Baotian Dong and Miao Ethnic Township (宝田侗族苗族乡) is an ethnic township in Huitong County, Hunan, China. As of the 2019 census it had a population of 10,008 and an area of 64.56 km2.

==Administrative division==
As of 2023, the township is divided into six villages:
- Baotian (宝田村)
- Wangtian (旺田村)
- Wengliao (翁料村)
- Sanxi (三溪村)
- Bingxi (炳溪村)
- Liandao Miaozhai (连道苗寨村)

==History==
It was known as Xinbao Township (新宝乡) during the Republic of China.

After the establishment of the Communist State, in 1950, it came under the jurisdiction of the 3rd District of Huitong County. It was renamed Pingcun District (坪村区) in June 1955 and renamed again Baotian Township (宝田乡) a year later. In September 1958, it was changed to Baotian People's Commune (宝田人民公社). In May 1984 it reverted to its former name of Baotian Township. In October 1997, Baotian Dong and Miao Ethnic Township was officially formed.

==Geography==
Baotian Dong and Miao Ethnic Township is located on the northwest of Huitong County. It is surrounded by Hongjiang on the north and west, Langjiang Town and Mobin Dong and Miao Ethnic Township on the southwest, Ma'an Town on the east, and Pingcun Town on the southeast.

The highest point in the township is Yanyingpo (岩鹰坡) which stands 840 m above sea level.

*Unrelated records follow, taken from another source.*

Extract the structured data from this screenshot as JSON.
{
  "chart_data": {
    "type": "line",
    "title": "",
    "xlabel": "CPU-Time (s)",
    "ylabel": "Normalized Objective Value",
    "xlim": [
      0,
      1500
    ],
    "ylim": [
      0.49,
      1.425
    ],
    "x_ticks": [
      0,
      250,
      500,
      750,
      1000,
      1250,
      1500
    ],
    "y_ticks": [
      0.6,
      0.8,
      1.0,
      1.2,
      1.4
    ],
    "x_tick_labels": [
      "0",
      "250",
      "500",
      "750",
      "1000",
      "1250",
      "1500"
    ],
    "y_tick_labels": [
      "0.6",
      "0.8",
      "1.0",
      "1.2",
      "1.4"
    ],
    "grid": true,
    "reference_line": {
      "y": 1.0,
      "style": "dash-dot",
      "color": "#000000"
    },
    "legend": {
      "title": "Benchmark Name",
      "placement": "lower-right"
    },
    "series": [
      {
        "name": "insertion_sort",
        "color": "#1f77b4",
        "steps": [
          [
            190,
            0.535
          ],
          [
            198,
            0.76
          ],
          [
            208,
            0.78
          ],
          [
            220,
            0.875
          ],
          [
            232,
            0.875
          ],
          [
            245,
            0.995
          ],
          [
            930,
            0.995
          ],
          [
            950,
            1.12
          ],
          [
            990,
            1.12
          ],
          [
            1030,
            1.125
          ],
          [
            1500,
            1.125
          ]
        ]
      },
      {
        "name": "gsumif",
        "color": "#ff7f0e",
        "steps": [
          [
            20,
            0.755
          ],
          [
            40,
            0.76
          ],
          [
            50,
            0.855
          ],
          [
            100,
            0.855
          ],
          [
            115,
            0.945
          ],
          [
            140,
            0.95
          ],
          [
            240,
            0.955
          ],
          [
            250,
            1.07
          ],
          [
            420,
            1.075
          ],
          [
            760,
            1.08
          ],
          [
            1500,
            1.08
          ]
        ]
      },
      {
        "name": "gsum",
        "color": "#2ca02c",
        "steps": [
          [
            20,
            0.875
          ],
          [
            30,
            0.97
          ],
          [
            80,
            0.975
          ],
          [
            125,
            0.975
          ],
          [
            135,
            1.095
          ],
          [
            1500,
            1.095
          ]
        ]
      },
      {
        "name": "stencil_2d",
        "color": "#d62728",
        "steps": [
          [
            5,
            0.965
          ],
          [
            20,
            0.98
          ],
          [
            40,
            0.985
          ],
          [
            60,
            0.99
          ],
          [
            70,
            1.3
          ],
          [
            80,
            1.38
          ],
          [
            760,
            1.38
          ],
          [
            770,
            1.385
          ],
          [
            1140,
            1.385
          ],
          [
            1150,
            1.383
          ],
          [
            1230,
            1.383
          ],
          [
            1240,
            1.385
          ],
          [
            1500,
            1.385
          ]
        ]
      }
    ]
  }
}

The lowest point is Zhangjiachong (张家冲), which, at 212 m above sea level.

==Economy==
The economy of the township is supported primarily by agriculture. The region abounds with antimony.

==Demographics==
As of 2019, the National Bureau of Statistics of China estimates the township's population now to be 10,008.

==Culture==
In 2009, the traditional folk program "Playing Drums and Hoeing Tea" (打鼓锄茶) in the township was listed as a provincial-level intangible cultural heritage by the Hunan Provincial People's Government.